There are four species of Heterometrus in the hobby that look extremely similar to each other.

H. petersii and H. laoticus have dark telsons, rounder chela, and dorsal keels on the 5th metasomal segment that consist of relatively minute granules, while H. spinifer and H. longimanus usually have telsons that are lighter than their metasomas (usually red in adults, and various shades of yellow/orange as juveniles), narrower chela, and dorsal keels on the 5th metasomal segment that consist of relatively large, pointed granules.

H. petersii
and H. laoticus can be distinguished from each other in that H. petersii has granulation on the carapace and tergites while H. laoticus is totally devoid of any granulation, and H. petersii shows sexual dimorphism in that males have an enlarged tooth on the movable finger of the chela. Both species have a pectine tooth count of 15-19 in both sexes.

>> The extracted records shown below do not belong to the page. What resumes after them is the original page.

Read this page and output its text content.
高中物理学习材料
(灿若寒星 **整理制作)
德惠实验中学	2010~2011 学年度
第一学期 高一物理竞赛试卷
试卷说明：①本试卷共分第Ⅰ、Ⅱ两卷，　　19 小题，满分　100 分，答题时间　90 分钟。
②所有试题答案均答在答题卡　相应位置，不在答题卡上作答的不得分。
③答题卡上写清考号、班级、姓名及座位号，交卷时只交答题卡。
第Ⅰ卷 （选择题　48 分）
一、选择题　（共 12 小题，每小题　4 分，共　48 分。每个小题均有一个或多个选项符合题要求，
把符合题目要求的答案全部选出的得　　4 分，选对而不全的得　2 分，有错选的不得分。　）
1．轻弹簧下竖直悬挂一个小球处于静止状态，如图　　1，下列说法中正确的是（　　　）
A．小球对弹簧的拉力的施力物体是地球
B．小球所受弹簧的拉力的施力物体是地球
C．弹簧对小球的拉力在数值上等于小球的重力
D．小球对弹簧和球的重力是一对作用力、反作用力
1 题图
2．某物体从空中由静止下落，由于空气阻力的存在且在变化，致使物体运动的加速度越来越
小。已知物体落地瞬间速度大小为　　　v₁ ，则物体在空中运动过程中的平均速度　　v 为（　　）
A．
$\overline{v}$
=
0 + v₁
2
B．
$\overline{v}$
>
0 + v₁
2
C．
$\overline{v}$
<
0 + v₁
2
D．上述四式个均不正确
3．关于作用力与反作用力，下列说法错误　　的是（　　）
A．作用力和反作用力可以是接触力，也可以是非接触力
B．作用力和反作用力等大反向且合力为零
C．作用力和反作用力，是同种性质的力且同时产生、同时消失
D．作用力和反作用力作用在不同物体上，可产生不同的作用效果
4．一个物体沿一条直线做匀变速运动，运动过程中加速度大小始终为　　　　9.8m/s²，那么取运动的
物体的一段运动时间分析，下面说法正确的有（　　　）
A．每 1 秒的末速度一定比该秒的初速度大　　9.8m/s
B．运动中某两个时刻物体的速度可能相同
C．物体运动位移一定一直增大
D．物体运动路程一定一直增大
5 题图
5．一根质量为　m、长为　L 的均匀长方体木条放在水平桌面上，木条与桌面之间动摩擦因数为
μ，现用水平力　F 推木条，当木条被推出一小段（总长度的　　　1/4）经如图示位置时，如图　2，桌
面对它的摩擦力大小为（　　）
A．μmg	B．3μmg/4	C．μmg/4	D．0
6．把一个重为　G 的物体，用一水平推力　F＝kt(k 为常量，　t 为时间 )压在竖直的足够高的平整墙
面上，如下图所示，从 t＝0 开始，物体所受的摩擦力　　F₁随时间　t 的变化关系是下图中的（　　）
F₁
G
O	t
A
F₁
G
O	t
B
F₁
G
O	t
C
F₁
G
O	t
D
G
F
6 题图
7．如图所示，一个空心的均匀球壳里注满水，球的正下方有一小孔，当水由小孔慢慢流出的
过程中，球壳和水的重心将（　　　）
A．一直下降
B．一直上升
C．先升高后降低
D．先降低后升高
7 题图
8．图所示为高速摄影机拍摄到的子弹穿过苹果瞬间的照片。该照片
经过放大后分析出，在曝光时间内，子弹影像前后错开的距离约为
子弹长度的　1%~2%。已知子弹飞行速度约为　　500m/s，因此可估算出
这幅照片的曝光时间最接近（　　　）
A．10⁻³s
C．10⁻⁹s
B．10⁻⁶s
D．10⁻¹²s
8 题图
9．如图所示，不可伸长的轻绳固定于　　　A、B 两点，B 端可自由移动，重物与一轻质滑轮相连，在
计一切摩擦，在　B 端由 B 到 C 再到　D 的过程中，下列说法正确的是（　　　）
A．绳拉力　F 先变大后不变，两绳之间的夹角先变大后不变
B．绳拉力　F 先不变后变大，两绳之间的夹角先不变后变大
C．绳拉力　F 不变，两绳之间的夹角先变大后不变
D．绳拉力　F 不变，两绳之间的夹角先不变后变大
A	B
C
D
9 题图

H. spinifer and H. longimanus can be distinguished from each other in that H. spinifer has a pectine tooth count of 15-19 in both sexes, while H. longimanus has a pectine tooth count of 12-18 in both sexes. Sexual dimorphism in proportions of pedipalps in H. spinifer is not noticable, with chela slightly lobiform and a length to width ratio of 2.4-2.6 in both sexes. In H. longimanus on the other hand, the chela, patella, and femur of the pedipalps in males are narrower and more elongate than in females. Chela not lobiform in male, slightly lobiform in female. Length to width ratio of chela 3.3-4.4 in males, roughly 2.4 in females.

Females of H. spinifer and H. longimanus are nearly indistinguishable from each other. Some small differences are that in H. spinifer the manus has smooth carinae forming irregular reticulations, while the manus of H. longimanus is sparsely tuberculate, and that while both species usually have the carapace with disc smooth and margins granulate, sometimes in H. longimanus the entire surface is granulate.

As for scientific resources...

Couzijn's 1981 revision of the genus, despite being outdated, still contains some helpful illustrations and relevant information.

Then there's the review of the genus by František Kovařík that was posted above. Since then however, Kovařík has published more recent keys (and descriptions and pictures of species) in his book "Illustrated Catalog of Scorpions Part I."